So far the local TV news sweeps ... aren't that bad. Yeah, it's a shock to me, too, but I haven't caught any station going overboard in scare tactic reporting and promotion that makes my skin crawl.
The best of the bunch has been WTAE's seven-minute report on charities that lose thousands of dollars in contributions by using telemarketers. Reporter Jim Parsons covered the issue thoroughly, interviewing a bevy of experts, obtaining scripts from a local telemarketer and explaining why charities continue to use this method of fund-raising.
A consumer follow-up by Wendy Bell didn't give enough detail about how to know which charities don't get most of the money you donate, but her report did offer tips on how to question telemarketers that solicit on behalf of charities.
Overall WTAE's report was substantive and substantial. If only viewers could get this sort of reporting during non-sweeps months. But stations are more motivated to increase their ratings when they count toward setting advertising rates.
But sweeps features don't have to be in-depth reports. Fluff never killed anyone, and sometimes can even benefit viewers.
That's my take on WPXI's "Commuter Shortcuts" series that finds Jodine Costanzo and another poor soul up at 8 a.m. to see whether the direct route or a "shortcut" into Downtown is quicker. These reports have been straightforward and helpful, especially for new-to-town viewers like myself.
My one quibble: I wish they tried the same routes an hour earlier to see if the results were the same.
In the useless fluff department, a Channel 11 consumer story by Becky Thompson on "Birthday Bargains" told me nothing new; however her follow-up report on a phone scam was thorough and informative.
Dr. Mike Rosen's report on a violinist suffering from epilepsy was an OK human interest piece, but I was left with some basic questions: Where was she from?

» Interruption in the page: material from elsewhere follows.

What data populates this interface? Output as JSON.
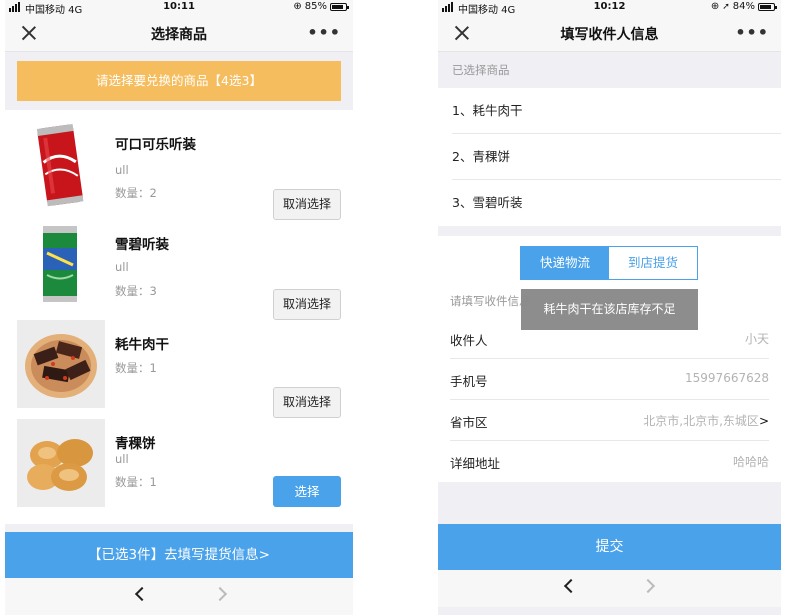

How do doctors decide whether or not to operate on epilepsy patients?
I have no such complaints about a report on "Lost Treasures" by KDKA consumer reporter Yvonne Zanos; however, the station used the information she obtained to entice viewers to watch in the same way other stations use contests - and this from the anti-contest station!

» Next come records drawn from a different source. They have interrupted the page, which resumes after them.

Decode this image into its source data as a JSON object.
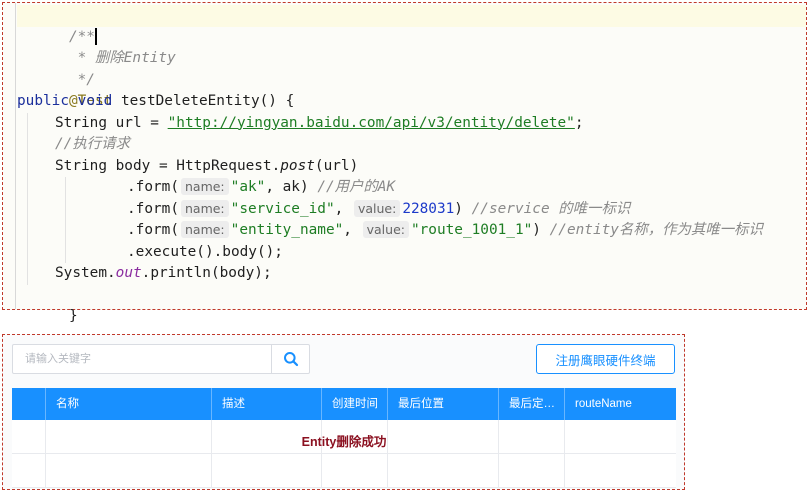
{
  "code": {
    "javadoc_open": "/**",
    "javadoc_desc": " * 删除Entity",
    "javadoc_close": " */",
    "annotation": "@Test",
    "method_kw1": "public",
    "method_kw2": "void",
    "method_sig": "testDeleteEntity() {",
    "url_decl": "String url = ",
    "url_value": "\"http://yingyan.baidu.com/api/v3/entity/delete\"",
    "comment_exec": "//执行请求",
    "body_decl": "String body = HttpRequest.",
    "body_call": "post",
    "body_arg": "(url)",
    "form_call": ".form(",
    "hint_name": "name:",
    "hint_value": "value:",
    "form1_key": "\"ak\"",
    "form1_val": "ak)",
    "form1_comment": "//用户的AK",
    "form2_key": "\"service_id\"",
    "form2_val": "228031",
    "form2_comment": "//service 的唯一标识",
    "form3_key": "\"entity_name\"",
    "form3_val": "\"route_1001_1\"",
    "form3_comment": "//entity名称，作为其唯一标识",
    "exec_line": ".execute().body();",
    "print_prefix": "System.",
    "print_field": "out",
    "print_suffix": ".println(body);",
    "close_brace": "}",
    "comma": ", ",
    "close_paren": ")"
  },
  "ui": {
    "search": {
      "placeholder": "请输入关键字",
      "icon": "search-icon"
    },
    "register_button": "注册鹰眼硬件终端",
    "table": {
      "headers": [
        "名称",
        "描述",
        "创建时间",
        "最后位置",
        "最后定位...",
        "routeName"
      ],
      "message": "Entity删除成功"
    },
    "colors": {
      "accent": "#1890ff",
      "message": "#8b1020",
      "border": "#c0392b"
    }
  }
}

Zanos reported on the Pennsylvania Treasurer's Department of Unclaimed Property, and KDKA flashed up names of area residents with money waiting for them. Sure, it's a public service for a few lucky folks, but by teasing viewers to stay tuned through multiple newscasts to see if their name pops up, KDKA was able to keep viewers hooked with a chance to gain financially, not unlike rival stations' contests. The difference: This only lasted one day and KDKA is not doling out the cash.

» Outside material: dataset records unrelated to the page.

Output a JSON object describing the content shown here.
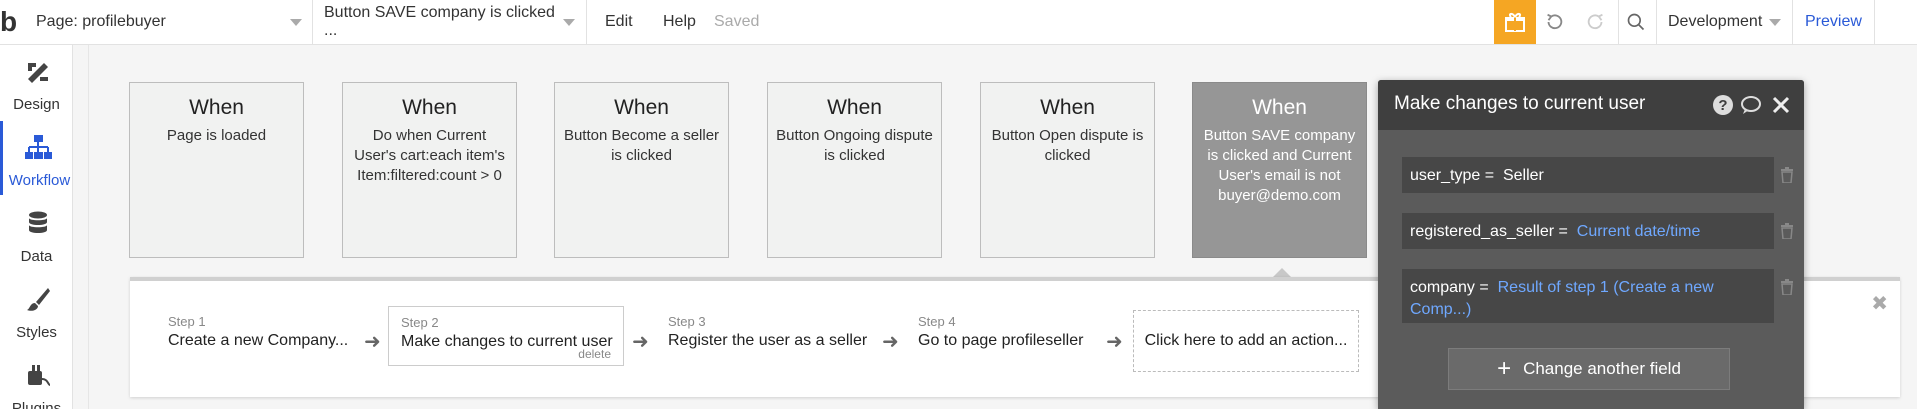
{
  "topbar": {
    "logo": "b",
    "page_selector": "Page: profilebuyer",
    "workflow_selector": "Button SAVE company is clicked ...",
    "menu_edit": "Edit",
    "menu_help": "Help",
    "save_status": "Saved",
    "environment": "Development",
    "preview": "Preview",
    "accent_color": "#f5a623",
    "link_color": "#2a5ad7"
  },
  "sidebar": {
    "items": [
      {
        "label": "Design",
        "icon": "design-icon"
      },
      {
        "label": "Workflow",
        "icon": "workflow-icon",
        "active": true
      },
      {
        "label": "Data",
        "icon": "data-icon"
      },
      {
        "label": "Styles",
        "icon": "styles-icon"
      },
      {
        "label": "Plugins",
        "icon": "plugins-icon"
      }
    ]
  },
  "events": [
    {
      "when": "When",
      "desc": "Page is loaded"
    },
    {
      "when": "When",
      "desc": "Do when Current User's cart:each item's Item:filtered:count > 0"
    },
    {
      "when": "When",
      "desc": "Button Become a seller is clicked"
    },
    {
      "when": "When",
      "desc": "Button Ongoing dispute is clicked"
    },
    {
      "when": "When",
      "desc": "Button Open dispute is clicked"
    },
    {
      "when": "When",
      "desc": "Button SAVE company is clicked and Current User's email is not buyer@demo.com",
      "selected": true
    }
  ],
  "steps": [
    {
      "num": "Step 1",
      "name": "Create a new Company..."
    },
    {
      "num": "Step 2",
      "name": "Make changes to current user",
      "current": true,
      "delete": "delete"
    },
    {
      "num": "Step 3",
      "name": "Register the user as a seller"
    },
    {
      "num": "Step 4",
      "name": "Go to page profileseller"
    }
  ],
  "add_action": "Click here to add an action...",
  "editor": {
    "title": "Make changes to current user",
    "fields": [
      {
        "key": "user_type",
        "eq": " = ",
        "value": "Seller",
        "dynamic": false
      },
      {
        "key": "registered_as_seller",
        "eq": " = ",
        "value": "Current date/time",
        "dynamic": true
      },
      {
        "key": "company",
        "eq": " = ",
        "value": "Result of step 1 (Create a new Comp...)",
        "dynamic": true
      }
    ],
    "change_button": "Change another field"
  }
}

CEASE AND DESIST ORDER: So far this sweeps period several reporters have told viewers, "You might be surprised about what we learned."
Don't tell us how to feel. We can figure it out for ourselves. Giving us a cue to act surprised is no different from a sitcom laugh track that cues us to laugh.
Another phrase to beware of: "exclusive" (a.k.a. "only on"). Sometimes it's true, sometimes it's not. Whatever the reality, it's unnecessary hype.
RATINGS AND RENEWALS: Monday's episode of "7th Heaven," featuring the birth of the Camden twins (both boys), gave The WB its highest ratings ever; and for the first time the fledgling network had more viewers - 12.5 million - than ABC, CBS, NBC or Fox.
Fox has renewed "Beverly Hills, 90210" for a 10th season, and UPN has given the go-ahead for a second season of "Dilbert."
A BAD CAMPAIGN: Trying to save "The Nanny" from cancellation is a little like trying to prolong the life of a suffering family pet. Sometimes euthanasia is required.
In the case of "The Nanny," the show should have gotten the "Old Yeller" treatment years ago, but only now have star Fran Drescher and CBS brass mutually decided to call it quits. And yet...
A group calling itself "The Oys in the Hood Project" (http://www.angelfire.com/mi/LaurenLane/LLOysInHood.html) seeks to save the show from self-cancellation by encouraging viewers to write to CBS.
Normally I'm supportive of save-our-shows campaigns. Even if it's not a show I'm wild about, I can understand a viewer's devotion. But "The Nanny"?
According to the Web site: "We want more "The Nanny" so Fran can have her child (or children!) and we can see them interact with the new family, and Niles & C.C. could finally get closer, but without rushing it. Not to mention Brighton getting a girlfriend, Grace's complicated teen-age years, Maggie and Michael's relationship, and Yetta's marriage, that can yet provide a lot of fun. This show still has SO much life left in it, we just can't have it be wasted away!"
This is where I have to draw the line.
"The Nanny" was a cute show in the beginning. I appreciated its animated opening credits, a throwback to "I Dream of Jeannie" and "Bewitched." But "The Nanny" has been on the air six years. Even a quality series has a hard time coming up with four or five years of solid stories.
And "The Nanny" isn't a quality series.